Baja Talla: "Doctor, mi hijo es el mas bajo de la clase”

La baja talla es una consulta muy frecuente en pediatría. Se calcula que un 10 a 20 % de las consulta de pediatría general lo son por baja talla.

Un niño tiene baja talla cuando:

su altura está en o por debajo de los límites inferiores de la normalidad, que son el percentil 10 y el percentil 3 de los estándares españoles de crecimiento de 2010,

sus expectativas de talla adulta no son muy favorables,

además tiene o no retraso del desarrollo.

Para cuantificar la baja talla disponemos de gráficas de percentiles del Estuduio Longitudinal Aragonñes del Crecimiento y de los Estándares Españoles del Crecimiento 2010.

Hay dos grandes tipos de baja talla: 1) la patológica ( déficit de hormona de crecimiento, enfermedad celiaca, trastornos óseos, malformaciones congénitas, niños nacidos pequeños para su edad gestacional) y 2) baja talla idiopática o de causa desconocida: a) baja talla familiar y b) retraso constitucional del crecimiento y desarrollo, que es del que nos ocuparemos hoy.

 

Se trata de un niño de 13 años de edad, que consulta por baja talla, por primera vez.

Preguntaremos a los padres por sus tallas y por su edad de desarrollo, la edad gestacional, el peso y la talla al nacer, así como las tallas anteriores, ya que un niño baja talla que crece bien, probablemente no tenga ningún déficit. No otros síntomas sugestivos de enfermedad.

En la exploración física lo tallamos y examinamos el desarrollo de sus genitales. Llevamos su altura al gráfico de percentiles y vemos que está en el percentil 3, además hemos visto que sus genitales son infantiles. Por lo demás el niño es normal y su examen no sugiere alguna afección, pero su aspecto es infantil.

Le hemos mandado practicar una radiografía de la mano y vemos que su edad ósea es de 11 años y medio. El pronóstico de talla adulta es bueno para la talla familiar.
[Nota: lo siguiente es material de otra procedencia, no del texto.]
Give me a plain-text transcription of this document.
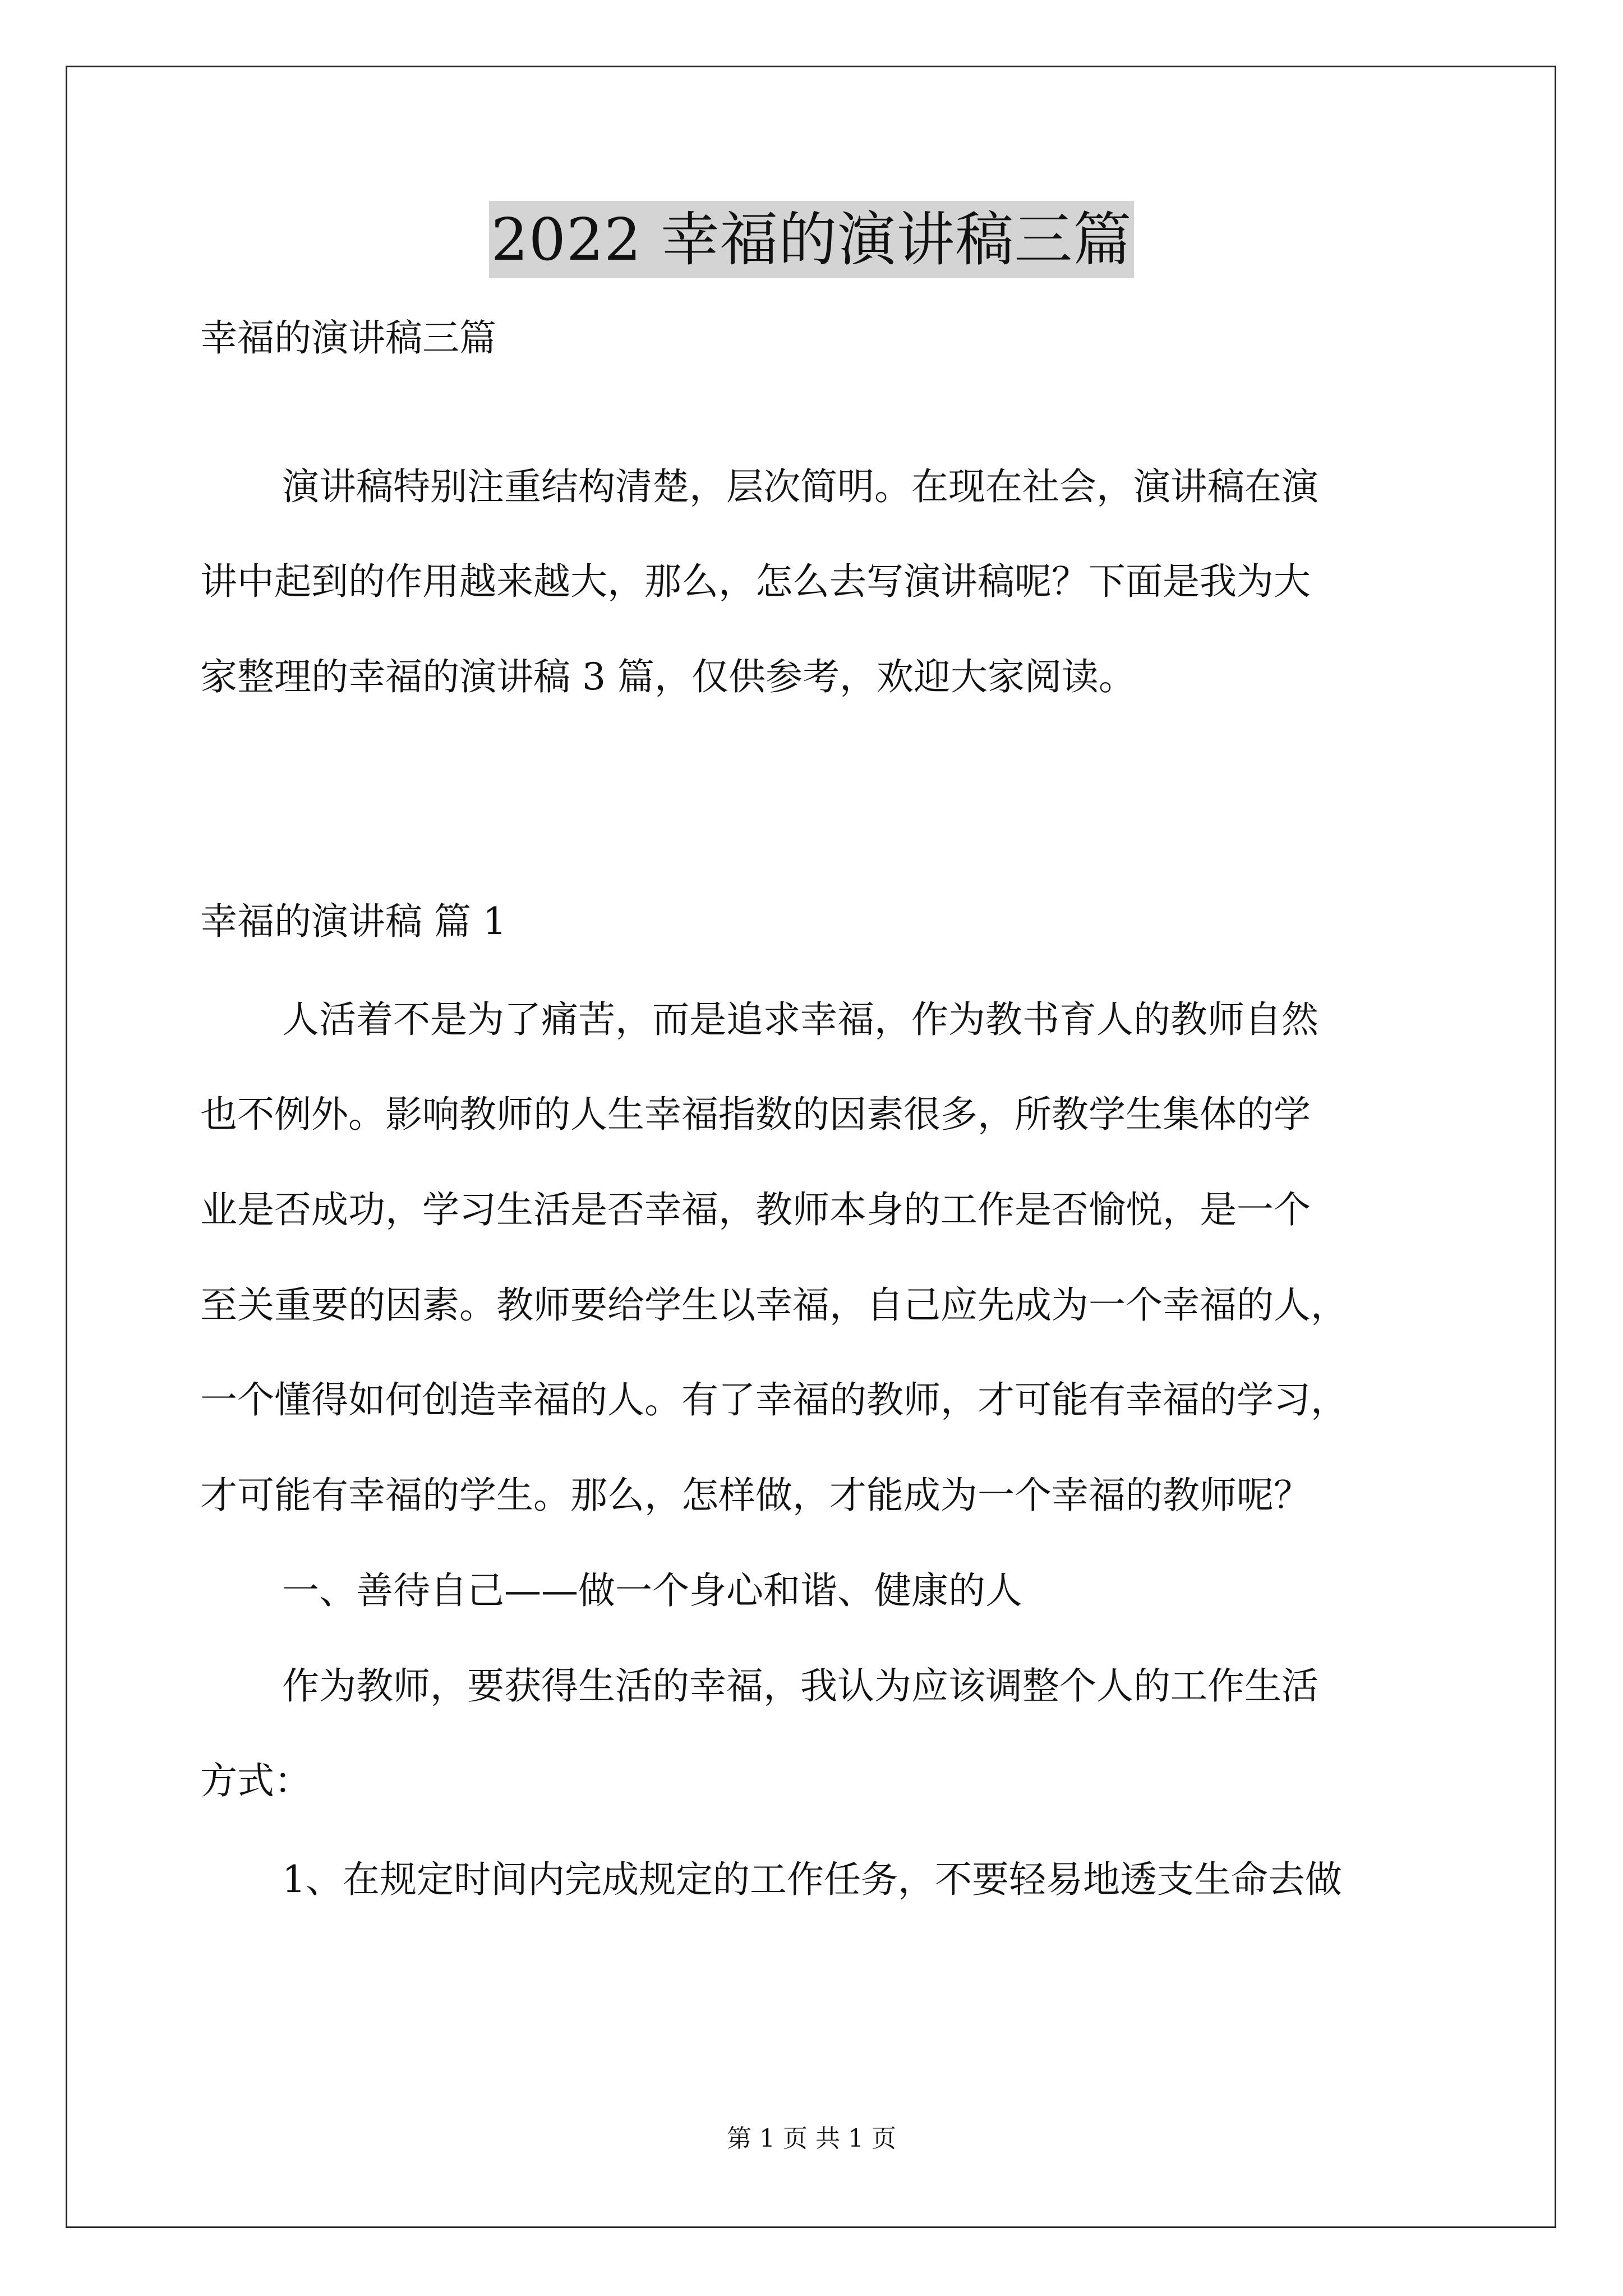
2022 幸福的演讲稿三篇
幸福的演讲稿三篇
演讲稿特别注重结构清楚，层次简明。在现在社会，演讲稿在演
讲中起到的作用越来越大，那么，怎么去写演讲稿呢？下面是我为大
家整理的幸福的演讲稿 3 篇，仅供参考，欢迎大家阅读。
幸福的演讲稿 篇 1
人活着不是为了痛苦，而是追求幸福，作为教书育人的教师自然
也不例外。影响教师的人生幸福指数的因素很多，所教学生集体的学
业是否成功，学习生活是否幸福，教师本身的工作是否愉悦，是一个
至关重要的因素。教师要给学生以幸福，自己应先成为一个幸福的人，
一个懂得如何创造幸福的人。有了幸福的教师，才可能有幸福的学习，
才可能有幸福的学生。那么，怎样做，才能成为一个幸福的教师呢？
一、善待自己——做一个身心和谐、健康的人
作为教师，要获得生活的幸福，我认为应该调整个人的工作生活
方式：
1、在规定时间内完成规定的工作任务，不要轻易地透支生命去做
第 1 页 共 1 页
Los análisis de sangre muestran niveles de hormonas (tiroideas, sexuales y del crecimiento) normales, infantiles y los anticuerpos del gluten son negativos.

Este caso representaría la típica situación de retraso constitucional del crecimiento y desarrollo, o tardanos, que son aquellos niños que empiezan el cambio más tarde que los demás, como un rasgo de su constitución y de su herencia, por lo que darán el estirón más tarde y pasarán a muchos que ahora son más altos, porque el estirón en ellos es más pequeño pero van a estar creciendo durante más años. Probablemente les pasó algo parecido a alguno de sus progenitores, o a los dos y nuestro paciente acabará siendo más o menos alto, según lo sean los padres.

 

Este tipo de situación es más frecuente en el varón que en la mujer.

Los niños varones empiezan el cambio por término medio a los 12 a 12,5 años, los tardanos hasta dos años más tarde, hasta 14,5 años.

En este caso deberemos abstenernos de cualquier tipo de terapia farmacológica, vigilarlo periódicamente para ver cuando empieza la pubertad, momento en el que empezará a estirar y no precisará mientras tanto ningún tipo de tratamiento hormonal, que pudiera acelerar la maduración ósea y empeorar la talla definitiva. Solo si llegada esa edad, no hubiera iniciado cambios, o si la situación fuera muy apurada, podríamos inyectar testosterona para inducir el inicio puberal.